The photographic lens is a tool I use to explore concepts of abstraction, broadening my depth of looking, and seeing through visual engagement with form, structure, and light while walking and thinking about places that surround my life — from atmospheric portraits of cloud formations, to woods and waterways, to architecture, wildlife, and personal histories. Human ecologies insist that we are an accumulation of our influences (Yuriko Saito), fascinations and memories, and the phenomena of the physical world looms large and persistent. For me, the indiscriminate act of taking photographs has captured a certain aspect of these components, and in so contextualized my painting practice.
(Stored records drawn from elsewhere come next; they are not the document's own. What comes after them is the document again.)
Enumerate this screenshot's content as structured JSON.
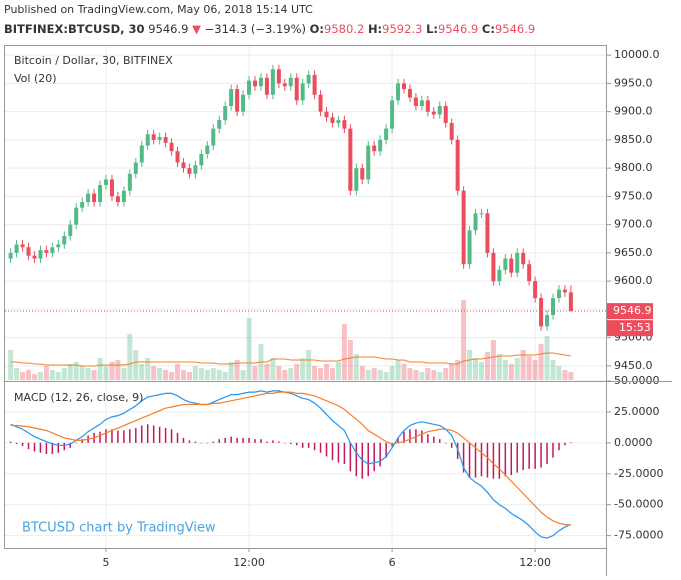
{
  "header": {
    "published": "Published on TradingView.com, May 06, 2018 15:14 UTC",
    "symbol": "BITFINEX:BTCUSD, 30",
    "last": "9546.9",
    "arrow": "▼",
    "change": "−314.3 (−3.19%)",
    "o_label": "O:",
    "o": "9580.2",
    "h_label": "H:",
    "h": "9592.3",
    "l_label": "L:",
    "l": "9546.9",
    "c_label": "C:",
    "c": "9546.9"
  },
  "chart_data": [
    {
      "type": "candlestick",
      "title": "Bitcoin / Dollar, 30, BITFINEX",
      "up_color": "#53b987",
      "down_color": "#eb4d5c",
      "open": [
        9640,
        9650,
        9665,
        9660,
        9645,
        9640,
        9655,
        9650,
        9660,
        9665,
        9680,
        9700,
        9730,
        9740,
        9755,
        9740,
        9770,
        9780,
        9750,
        9740,
        9760,
        9790,
        9810,
        9840,
        9860,
        9850,
        9855,
        9845,
        9830,
        9810,
        9800,
        9790,
        9805,
        9825,
        9840,
        9870,
        9885,
        9910,
        9940,
        9900,
        9930,
        9955,
        9945,
        9960,
        9930,
        9975,
        9950,
        9945,
        9960,
        9920,
        9950,
        9965,
        9930,
        9900,
        9890,
        9880,
        9885,
        9870,
        9760,
        9800,
        9780,
        9840,
        9830,
        9850,
        9870,
        9920,
        9950,
        9940,
        9925,
        9910,
        9920,
        9900,
        9895,
        9910,
        9880,
        9850,
        9760,
        9630,
        9690,
        9720,
        9720,
        9650,
        9600,
        9620,
        9640,
        9615,
        9650,
        9630,
        9600,
        9570,
        9520,
        9540,
        9570,
        9585,
        9580.2
      ],
      "high": [
        9658,
        9673,
        9673,
        9668,
        9653,
        9663,
        9663,
        9668,
        9673,
        9688,
        9708,
        9738,
        9748,
        9763,
        9763,
        9778,
        9788,
        9788,
        9758,
        9768,
        9798,
        9818,
        9848,
        9868,
        9868,
        9863,
        9863,
        9853,
        9838,
        9818,
        9808,
        9813,
        9833,
        9848,
        9878,
        9893,
        9918,
        9948,
        9948,
        9938,
        9963,
        9963,
        9968,
        9968,
        9983,
        9983,
        9958,
        9968,
        9968,
        9958,
        9973,
        9973,
        9938,
        9908,
        9898,
        9893,
        9893,
        9878,
        9808,
        9808,
        9848,
        9848,
        9858,
        9878,
        9928,
        9958,
        9958,
        9948,
        9933,
        9928,
        9928,
        9908,
        9918,
        9918,
        9888,
        9858,
        9768,
        9698,
        9728,
        9728,
        9728,
        9658,
        9628,
        9648,
        9648,
        9658,
        9658,
        9638,
        9608,
        9578,
        9548,
        9578,
        9593,
        9593,
        9592.3
      ],
      "low": [
        9632,
        9642,
        9652,
        9637,
        9632,
        9632,
        9642,
        9642,
        9652,
        9657,
        9672,
        9692,
        9722,
        9732,
        9732,
        9732,
        9762,
        9742,
        9732,
        9732,
        9752,
        9782,
        9802,
        9832,
        9842,
        9842,
        9837,
        9822,
        9802,
        9792,
        9782,
        9782,
        9797,
        9817,
        9832,
        9862,
        9877,
        9902,
        9892,
        9892,
        9922,
        9937,
        9937,
        9922,
        9922,
        9942,
        9937,
        9937,
        9912,
        9912,
        9942,
        9922,
        9892,
        9882,
        9872,
        9872,
        9862,
        9752,
        9752,
        9772,
        9772,
        9822,
        9822,
        9842,
        9862,
        9912,
        9932,
        9917,
        9902,
        9902,
        9892,
        9887,
        9887,
        9872,
        9842,
        9752,
        9622,
        9622,
        9682,
        9712,
        9642,
        9592,
        9592,
        9612,
        9607,
        9607,
        9622,
        9592,
        9562,
        9512,
        9512,
        9532,
        9562,
        9572,
        9546.9
      ],
      "close": [
        9650,
        9665,
        9660,
        9645,
        9640,
        9655,
        9650,
        9660,
        9665,
        9680,
        9700,
        9730,
        9740,
        9755,
        9740,
        9770,
        9780,
        9750,
        9740,
        9760,
        9790,
        9810,
        9840,
        9860,
        9850,
        9855,
        9845,
        9830,
        9810,
        9800,
        9790,
        9805,
        9825,
        9840,
        9870,
        9885,
        9910,
        9940,
        9900,
        9930,
        9955,
        9945,
        9960,
        9930,
        9975,
        9950,
        9945,
        9960,
        9920,
        9950,
        9965,
        9930,
        9900,
        9890,
        9880,
        9885,
        9870,
        9760,
        9800,
        9780,
        9840,
        9830,
        9850,
        9870,
        9920,
        9950,
        9940,
        9925,
        9910,
        9920,
        9900,
        9895,
        9910,
        9880,
        9850,
        9760,
        9630,
        9690,
        9720,
        9720,
        9650,
        9600,
        9620,
        9640,
        9615,
        9650,
        9630,
        9600,
        9570,
        9520,
        9540,
        9570,
        9585,
        9580.2,
        9546.9
      ],
      "last_label": "9546.9",
      "countdown": "15:53",
      "ylim": [
        9425,
        10018
      ],
      "yticks": [
        {
          "value": 9450,
          "label": "9450.0"
        },
        {
          "value": 9500,
          "label": "9500.0"
        },
        {
          "value": 9550,
          "label": "9550.0"
        },
        {
          "value": 9600,
          "label": "9600.0"
        },
        {
          "value": 9650,
          "label": "9650.0"
        },
        {
          "value": 9700,
          "label": "9700.0"
        },
        {
          "value": 9750,
          "label": "9750.0"
        },
        {
          "value": 9800,
          "label": "9800.0"
        },
        {
          "value": 9850,
          "label": "9850.0"
        },
        {
          "value": 9900,
          "label": "9900.0"
        },
        {
          "value": 9950,
          "label": "9950.0"
        },
        {
          "value": 10000,
          "label": "10000.0"
        }
      ],
      "xticks": [
        {
          "value": 16,
          "label": "5"
        },
        {
          "value": 40,
          "label": "12:00"
        },
        {
          "value": 64,
          "label": "6"
        },
        {
          "value": 88,
          "label": "12:00"
        }
      ],
      "grid": true
    },
    {
      "type": "volume",
      "title": "Vol (20)",
      "ma_color": "#f57f2a",
      "values": [
        30,
        12,
        8,
        10,
        6,
        8,
        14,
        10,
        8,
        12,
        16,
        18,
        14,
        12,
        10,
        22,
        14,
        18,
        20,
        12,
        46,
        30,
        16,
        22,
        14,
        12,
        10,
        8,
        16,
        10,
        8,
        14,
        12,
        10,
        12,
        10,
        8,
        18,
        20,
        10,
        62,
        14,
        36,
        16,
        22,
        14,
        10,
        12,
        16,
        22,
        30,
        14,
        12,
        16,
        12,
        18,
        56,
        40,
        26,
        14,
        10,
        12,
        10,
        8,
        14,
        20,
        16,
        12,
        10,
        8,
        12,
        10,
        8,
        12,
        16,
        20,
        80,
        30,
        22,
        18,
        28,
        40,
        26,
        20,
        16,
        22,
        30,
        24,
        20,
        36,
        44,
        20,
        14,
        10,
        8
      ],
      "ma_values": [
        18,
        18,
        17,
        17,
        16,
        16,
        15,
        15,
        15,
        15,
        15,
        15,
        14,
        14,
        14,
        15,
        15,
        15,
        15,
        15,
        16,
        18,
        18,
        18,
        18,
        18,
        18,
        18,
        18,
        18,
        18,
        18,
        17,
        17,
        17,
        16,
        16,
        16,
        17,
        17,
        17,
        17,
        18,
        18,
        21,
        21,
        21,
        20,
        20,
        20,
        20,
        20,
        19,
        19,
        19,
        19,
        21,
        22,
        23,
        23,
        23,
        23,
        22,
        21,
        21,
        20,
        20,
        18,
        18,
        18,
        17,
        17,
        17,
        17,
        16,
        16,
        19,
        20,
        21,
        21,
        22,
        23,
        24,
        24,
        24,
        25,
        25,
        25,
        25,
        26,
        27,
        27,
        26,
        25,
        24
      ]
    },
    {
      "type": "macd",
      "title": "MACD (12, 26, close, 9)",
      "watermark": "BTCUSD chart by TradingView",
      "macd_color": "#2196f3",
      "signal_color": "#f57f2a",
      "histogram_color": "#c2185b",
      "macd": [
        15,
        13,
        11,
        8,
        5,
        3,
        1,
        -1,
        -2,
        -2,
        -1,
        2,
        5,
        9,
        12,
        15,
        19,
        21,
        22,
        24,
        27,
        30,
        34,
        37,
        38,
        39,
        40,
        40,
        38,
        35,
        33,
        32,
        31,
        31,
        33,
        35,
        37,
        39,
        39,
        40,
        41,
        41,
        42,
        41,
        42,
        42,
        41,
        40,
        38,
        36,
        35,
        32,
        28,
        23,
        18,
        14,
        10,
        0,
        -8,
        -14,
        -17,
        -16,
        -15,
        -11,
        -4,
        4,
        10,
        14,
        16,
        17,
        16,
        15,
        14,
        11,
        6,
        -5,
        -20,
        -28,
        -32,
        -35,
        -40,
        -46,
        -50,
        -53,
        -57,
        -60,
        -63,
        -67,
        -72,
        -76,
        -77,
        -75,
        -71,
        -68,
        -66
      ],
      "signal": [
        14,
        14,
        13.5,
        13,
        12,
        11,
        10,
        8,
        6,
        4,
        3,
        2,
        2,
        3,
        4,
        6,
        8,
        10,
        12,
        14,
        16,
        18,
        20,
        22,
        24,
        26,
        28,
        29,
        30,
        31,
        31,
        31,
        31,
        31,
        32,
        32,
        33,
        34,
        35,
        36,
        37,
        38,
        39,
        40,
        40,
        41,
        41,
        41,
        40,
        40,
        39,
        38,
        36,
        34,
        32,
        30,
        27,
        23,
        19,
        15,
        10,
        7,
        4,
        1,
        -1,
        0,
        1,
        3,
        5,
        7,
        9,
        10,
        11,
        11,
        10,
        8,
        4,
        0,
        -4,
        -8,
        -12,
        -17,
        -21,
        -26,
        -31,
        -36,
        -41,
        -46,
        -51,
        -56,
        -60,
        -63,
        -65,
        -66,
        -66.5
      ],
      "histogram": [
        1,
        -1,
        -2.5,
        -5,
        -7,
        -8,
        -9,
        -9,
        -8,
        -6,
        -4,
        0,
        3,
        6,
        8,
        9,
        11,
        11,
        10,
        10,
        11,
        12,
        14,
        15,
        14,
        13,
        12,
        11,
        8,
        4,
        2,
        1,
        0,
        0,
        1,
        3,
        4,
        5,
        4,
        4,
        4,
        3,
        3,
        1,
        2,
        1,
        0,
        -1,
        -2,
        -4,
        -4,
        -6,
        -8,
        -11,
        -14,
        -16,
        -17,
        -23,
        -27,
        -29,
        -27,
        -23,
        -19,
        -12,
        -3,
        4,
        9,
        11,
        11,
        10,
        7,
        5,
        3,
        0,
        -4,
        -13,
        -24,
        -28,
        -28,
        -27,
        -28,
        -29,
        -29,
        -27,
        -26,
        -24,
        -22,
        -21,
        -21,
        -20,
        -17,
        -12,
        -6,
        -2,
        0.5
      ],
      "ylim": [
        -85,
        50
      ],
      "yticks": [
        {
          "value": 50,
          "label": "50.0000"
        },
        {
          "value": 25,
          "label": "25.0000"
        },
        {
          "value": 0,
          "label": "0.0000"
        },
        {
          "value": -25,
          "label": "-25.0000"
        },
        {
          "value": -50,
          "label": "-50.0000"
        },
        {
          "value": -75,
          "label": "-75.0000"
        }
      ],
      "grid": true
    }
  ]
}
Will’s Strait Suite is composed of photographs taken while walking between Orr’s Island and Bailey Island in the town of Harpswell, Maine. The black and white images were printed on Moab paper, mounted on wood panels, and overpainted in oil. From Casco Bay in the Gulf of Maine, the Harpswell Islands comprise over two hundred miles of rugged, shoal-laden coastline and nearly ninety-eight off-shore islands. Will’s Strait (also referred to as Will’s Gut) is an environmental anomaly running east to west along the wild shoreline, passaging through a Cribstone Bridge, a nationally recognized, historic structure built in 1928 from a foundation of dry mounted granite slabs specifically designed to withstand heavy wind and waves, which connects the two islands. Will’s Strait is a channel-like body of coastal waters highly subject to surging tidal currents in heavy wind and weather. This natural distinction, as well as my personal thoughts and histories here, has influenced me to create this on-going project.